Calibrating the Magnetometer

Why trim the magnetometer (MAG)?

The magnetometer is a digital compass and is used in the MAG and HEADFREE flight features. A properly calibrated MAG will ensure these features work properly. The MAG cannot be calibrated at the factory because the earth magnetic lines vary depending on where you live and even changes from year to year.

The digital compass on the quadrino has 3 axii but fortunately all 3 axii are easily calibrated together. Why is the compass 3 axii? Well, when you were back in scouts you used a compass that was a single axis, it worked in only one orientation. You had to lay the compass flat on the ground, or level in the air in order to get a proper reading. If you held it straight up or banked sideways it wouldnt work! However, our 3 axii compass will and must work in any orientation. Thus, our digital compass is like having 3 regular compasses at 90 degrees to each other. No matter what the orientation one of those compasses will work properly.

Perform your acc calibration first! 

Before continuing through this tutorial ensure you have already calibrated your accellerometer (ACC). The ACC is already calibrated by us as part of the testing process so if held flat on a table the ACC reading for Z axis should be around either 256 or 512 (+/- 6 points) and the ROLL and PITCH should be near zero. Given that tables are not perfectly level being a little off is normal.

CALIBRATION

In the ACC calibration you want to hold the board very still while the calibration process is performed. With MAG calibration the complete opposite is true, you want to reach every possible orientation possibly within the 30 second calibration time frame. this is the biggest mistake new users make in MAG calibration, they keep the Quadrino perfectly still and 30 seconds later the compass heading starts behaving very strangely, ...strangely indeed. I'll explain more...
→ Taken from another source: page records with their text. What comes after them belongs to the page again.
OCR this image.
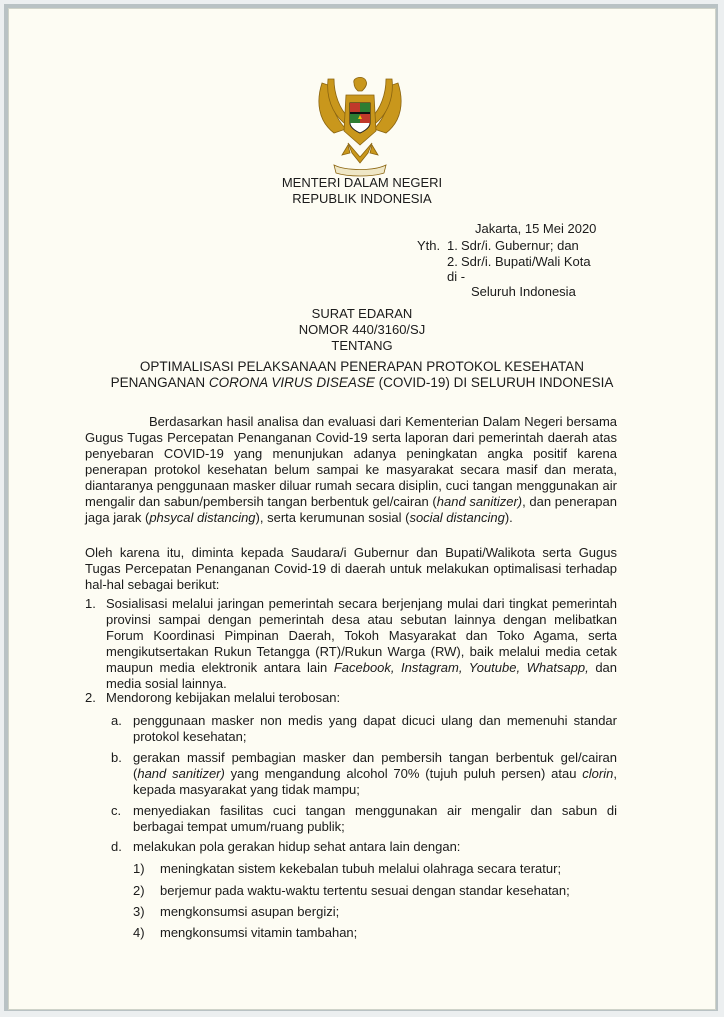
MENTERI DALAM NEGERI
REPUBLIK INDONESIA
Jakarta, 15 Mei 2020
Yth. 1. Sdr/i. Gubernur; dan
2. Sdr/i. Bupati/Wali Kota
di -
Seluruh Indonesia
SURAT EDARAN
NOMOR 440/3160/SJ
TENTANG
OPTIMALISASI PELAKSANAAN PENERAPAN PROTOKOL KESEHATAN
PENANGANAN CORONA VIRUS DISEASE (COVID-19) DI SELURUH INDONESIA
Berdasarkan hasil analisa dan evaluasi dari Kementerian Dalam Negeri bersama Gugus Tugas Percepatan Penanganan Covid-19 serta laporan dari pemerintah daerah atas penyebaran COVID-19 yang menunjukan adanya peningkatan angka positif karena penerapan protokol kesehatan belum sampai ke masyarakat secara masif dan merata, diantaranya penggunaan masker diluar rumah secara disiplin, cuci tangan menggunakan air mengalir dan sabun/pembersih tangan berbentuk gel/cairan (hand sanitizer), dan penerapan jaga jarak (phsycal distancing), serta kerumunan sosial (social distancing).
Oleh karena itu, diminta kepada Saudara/i Gubernur dan Bupati/Walikota serta Gugus Tugas Percepatan Penanganan Covid-19 di daerah untuk melakukan optimalisasi terhadap hal-hal sebagai berikut:
1. Sosialisasi melalui jaringan pemerintah secara berjenjang mulai dari tingkat pemerintah provinsi sampai dengan pemerintah desa atau sebutan lainnya dengan melibatkan Forum Koordinasi Pimpinan Daerah, Tokoh Masyarakat dan Toko Agama, serta mengikutsertakan Rukun Tetangga (RT)/Rukun Warga (RW), baik melalui media cetak maupun media elektronik antara lain Facebook, Instagram, Youtube, Whatsapp, dan media sosial lainnya.
2. Mendorong kebijakan melalui terobosan:
a. penggunaan masker non medis yang dapat dicuci ulang dan memenuhi standar protokol kesehatan;
b. gerakan massif pembagian masker dan pembersih tangan berbentuk gel/cairan (hand sanitizer) yang mengandung alcohol 70% (tujuh puluh persen) atau clorin, kepada masyarakat yang tidak mampu;
c. menyediakan fasilitas cuci tangan menggunakan air mengalir dan sabun di berbagai tempat umum/ruang publik;
d. melakukan pola gerakan hidup sehat antara lain dengan:
1) meningkatan sistem kekebalan tubuh melalui olahraga secara teratur;
2) berjemur pada waktu-waktu tertentu sesuai dengan standar kesehatan;
3) mengkonsumsi asupan bergizi;
4) mengkonsumsi vitamin tambahan;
[inset side="right" title="The biggest mistake"]new users make in MAG calibration is keeping the Quadrino perfectly still and 30 seconds later the compass heading starts behaving very strangely.[/inset]

When you are ready hit the CALIB_MAG button. This starts the calibration process and you now have 30 seconds to orientation the board in as many positions as possible. Notice the yellow light blinks very fast to indicate the MAG calibration is in progress. The calibration process is not picky as to which way you move about through the different orientations, but here is a good step by step to achieve good calibration:

  1. Begin by rotating the copter 360 degrees passing through North, East, South and West.
  2. Now flip the board over 360 degrees in the roll axis, then undo the flip back to normal.
  3. Now flip the board end-over-end in the pitch axis a complete 360 degrees, then undo the flip back to normal
  4. Now wave the board around in the air as if you were actually flying around outside, back and forth, side to side, up and down.
  5. Stop when the yellow light stops blinking and returns to normal, 

You are now fully calibrated! :)

VERIFYING YOUR CALIBRATION

Now that you are calibrated, the compass indicator in the MultiWii Config should operate smoothly and accurately as you rotate your copter through North, East, South and West. Try it. There should be no twitching, quick jumps in heading, or reversals, just exactly how you would expect a normal compass to perform. Even if you snap from (say) North to East, or North to West the indicator should immediately snap to the new heading without any post drift.

How the magnetometer sensor works

In our real world there is a sea of magnetic interference. Within this sea of magnetic interference is the weak earth magnetic lines we are trying to detect. We are talking a typical magnetic reading of 0-250 within a static reading of 10'000. In other words, the compass will read a value between 10'000 and 10'250 and we want to remove the unwanted 10'000. The calibration process can detect and remove this static magnetic reading but we must orientate the copter in every pitch and roll angle so that it can determine what is static and what is the earth (North).